(a). Charcoal: In some cases, charcoal should be identified prior to radiocarbon dating and only short-lived species selected for dating. Any surface contamination is removed. The sample is crushed and physical pretreatment undertaken to remove rootlet contaminants. Acid washing is undertaken to remove non-sample carbonates. An alkali treatment is used with samples suspected of soil humic contamination. This is followed with an acid wash to ensure that atmospheric CO2, absorbed during the base wash is removed. Solvent extractions may be undertaken if petrochemical contamination has occurred or if resins need to be removed.
(b). Lake Muds: (gyttja). The sample is slurried and wet seived to create two fractions, coarse and fine. The coarse fraction is stored as a reference. The fine fraction is acid washed and may also have an alkali pretreatment depending on the characteristics of the environment from which it originated.
(c). Peat: The same pretreatment applies to peat as to lake muds.
(d). Soil: Same as above.
(e). Shell: The shell species which comprise the sample will need to be identified. Lacustrine and riverine shell may involve considerable errors unless some background research has been undertaken regarding the reservoir of the shell. In samples which may have recrystallised, an XRD analysis should be considered, or examination under high powered, or SEM. Shell is cleaned in an ultrasonic bath, shell exteriors are scraped with a dental drill or acid washed using dilute HCl and rinsed and dried. The samples are crushed prior to hydrolysis and dating.
(f). Wood: Exterior removed using hammer and chisel, solvent extraction carried out using soxhlet extractor, to remove waxes and resins. Starch fraction removed using water and soxhlet extractor. HCl and NaCLO2 used to isolate cellulose fraction, H2SO4 used to obtain lignin. Alpha-cellulose obtained by washing in hot dilute NaOH and then acid washing using dilute HCl, rinsed and dried.
There are five basic steps in the pretreatment of bone samples for conventional dating methods:
Cleaning includes removal of roots, preservatives and if plenty of sample exists, removal of the most contaminated bone. This may be done by blasting, scraping and/or washing in an ultrasonic bath, while preservatives may be treated with methanol at 60'C, or acetone at room temperature and evaporated to dryness.
Sizes range from 0.5mm to 5mm. The smaller fractions are, however, generally used so that a shorter demineralization time is needed.
Most common used decalcification techniques are HCl and EDTA treatments. These treatments remove apatite (carbonates and phosphates) but leave humic contaminants as solid phases. The HCl treatment is generally carried out at low temperature (4-6'C) and low concentrations (around 0.5N), until pH is stable. The low temperature and acid concentration minimises hydrolysis of the collagen molecule. The acid insoluble component is then filtered or centrifuged and rinsed with distilled water until neutral.
4. Alkali treatment (optional).
Treatment with NaOH removes base-soluble contaminants such as humic acids and some lipids. Generally the acid insoluble fraction is briefly treated at room temperature with low (0.1N NaOH), though if sample quantity is not a problem, longer time may apply. Unfortunately collagen solubility also increases when NaOH concentrations are greater than 0.1 NaOH (Arslanov et al. 1993:389), as a consequence the success of NaOH is debatable. Some consider its use to be no more effective than the gelatinization step (Redvers-Newton and Coote 1994:273), or too destructive (Stafford et al. 1988:2264-5). Gurfinkel (1987:51), on the other hand, concluded that alkali extraction was more effective at removing humic contaminants than either the HCl or gelatinization methods. The residue is then rinsed to neutrality.

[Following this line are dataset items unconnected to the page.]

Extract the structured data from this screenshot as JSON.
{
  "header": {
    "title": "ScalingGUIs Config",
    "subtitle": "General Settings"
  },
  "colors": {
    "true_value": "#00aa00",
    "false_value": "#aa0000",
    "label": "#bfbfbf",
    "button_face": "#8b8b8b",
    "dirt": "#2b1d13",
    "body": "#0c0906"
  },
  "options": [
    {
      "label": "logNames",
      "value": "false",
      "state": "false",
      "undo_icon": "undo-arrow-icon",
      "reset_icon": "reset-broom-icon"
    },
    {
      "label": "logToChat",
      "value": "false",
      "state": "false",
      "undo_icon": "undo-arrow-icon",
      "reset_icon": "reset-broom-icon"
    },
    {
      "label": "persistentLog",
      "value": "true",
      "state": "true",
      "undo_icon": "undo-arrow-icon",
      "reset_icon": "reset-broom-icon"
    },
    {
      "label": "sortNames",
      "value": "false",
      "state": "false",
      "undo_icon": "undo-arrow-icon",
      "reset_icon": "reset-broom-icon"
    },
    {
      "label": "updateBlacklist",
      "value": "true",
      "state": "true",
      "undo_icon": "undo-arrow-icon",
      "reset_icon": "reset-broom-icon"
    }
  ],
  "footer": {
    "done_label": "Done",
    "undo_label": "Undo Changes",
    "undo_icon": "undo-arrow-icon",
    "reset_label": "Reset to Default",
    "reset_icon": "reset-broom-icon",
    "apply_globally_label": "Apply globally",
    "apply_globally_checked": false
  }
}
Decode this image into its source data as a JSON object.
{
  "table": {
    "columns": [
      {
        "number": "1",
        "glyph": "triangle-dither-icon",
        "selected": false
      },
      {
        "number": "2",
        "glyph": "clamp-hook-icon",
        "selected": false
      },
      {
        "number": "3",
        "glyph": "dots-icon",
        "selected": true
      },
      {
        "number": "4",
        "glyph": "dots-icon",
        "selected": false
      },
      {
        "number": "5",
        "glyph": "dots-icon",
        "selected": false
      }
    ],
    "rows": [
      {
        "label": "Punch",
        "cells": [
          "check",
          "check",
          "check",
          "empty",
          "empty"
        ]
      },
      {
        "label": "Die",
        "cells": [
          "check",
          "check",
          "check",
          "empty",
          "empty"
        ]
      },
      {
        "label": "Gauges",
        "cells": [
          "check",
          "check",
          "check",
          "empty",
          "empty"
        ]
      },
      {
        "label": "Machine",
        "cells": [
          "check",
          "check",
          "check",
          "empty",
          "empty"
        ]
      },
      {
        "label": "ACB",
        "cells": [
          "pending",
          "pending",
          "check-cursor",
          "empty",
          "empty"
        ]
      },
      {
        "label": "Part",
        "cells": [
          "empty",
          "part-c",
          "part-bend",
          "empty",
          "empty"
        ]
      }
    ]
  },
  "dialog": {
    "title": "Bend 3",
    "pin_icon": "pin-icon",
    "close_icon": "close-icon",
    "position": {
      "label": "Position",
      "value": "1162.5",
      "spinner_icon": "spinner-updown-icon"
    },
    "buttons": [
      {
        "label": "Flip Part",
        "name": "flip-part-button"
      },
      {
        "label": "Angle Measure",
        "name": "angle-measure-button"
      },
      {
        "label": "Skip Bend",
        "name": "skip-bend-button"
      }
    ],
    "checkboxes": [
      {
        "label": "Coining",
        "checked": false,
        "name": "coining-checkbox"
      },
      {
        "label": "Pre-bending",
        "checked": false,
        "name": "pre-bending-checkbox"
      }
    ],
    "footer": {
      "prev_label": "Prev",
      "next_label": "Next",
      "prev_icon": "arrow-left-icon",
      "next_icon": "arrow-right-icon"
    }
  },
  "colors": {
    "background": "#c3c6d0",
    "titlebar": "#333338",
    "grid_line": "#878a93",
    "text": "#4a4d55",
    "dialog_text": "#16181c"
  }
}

5. Gelatinization (optional).
The most insoluble "collagen" residue is denatured in acidic hot water. This largely leaves humic acids as residues which may be subsequently filtered off. The pH of the water is generally agreed to be most affective at around 3, but temperature and length of time vary considerable between labs (ranges between around 70'C to 120'C for 1/2 to 18 hours). The whole gelatinization procedure may be done in a sealed nitrogen atmosphere in order to prevent caramelization of the carbohydrates in the gelatin (Stafford et al. 1987; Redvers-Newton and Coote 1994). The supernatant is then centrifuged or filtered, and air dried or freeze dried.
Pretreatment may terminate at any step after decalcification depending on quantity and quality of extracted "collagen", and can be followed with column chromatography purification or ultrafiltration techniques (see Brown et al. 1988; Stafford et al. 1987, 1988; Law and Hedges 1989; Long et al. 1989; van Klinken and Mook 1990:155; Law et al. 1991; van Klinken and Hedges 1992). The final composition of the insoluble residue will depend on the decalcifying conditions (i.e. length of decalcification, temperature, strength of acid)(Hedges and van Klinken 1992:282; Arslanov et al. 1993:389).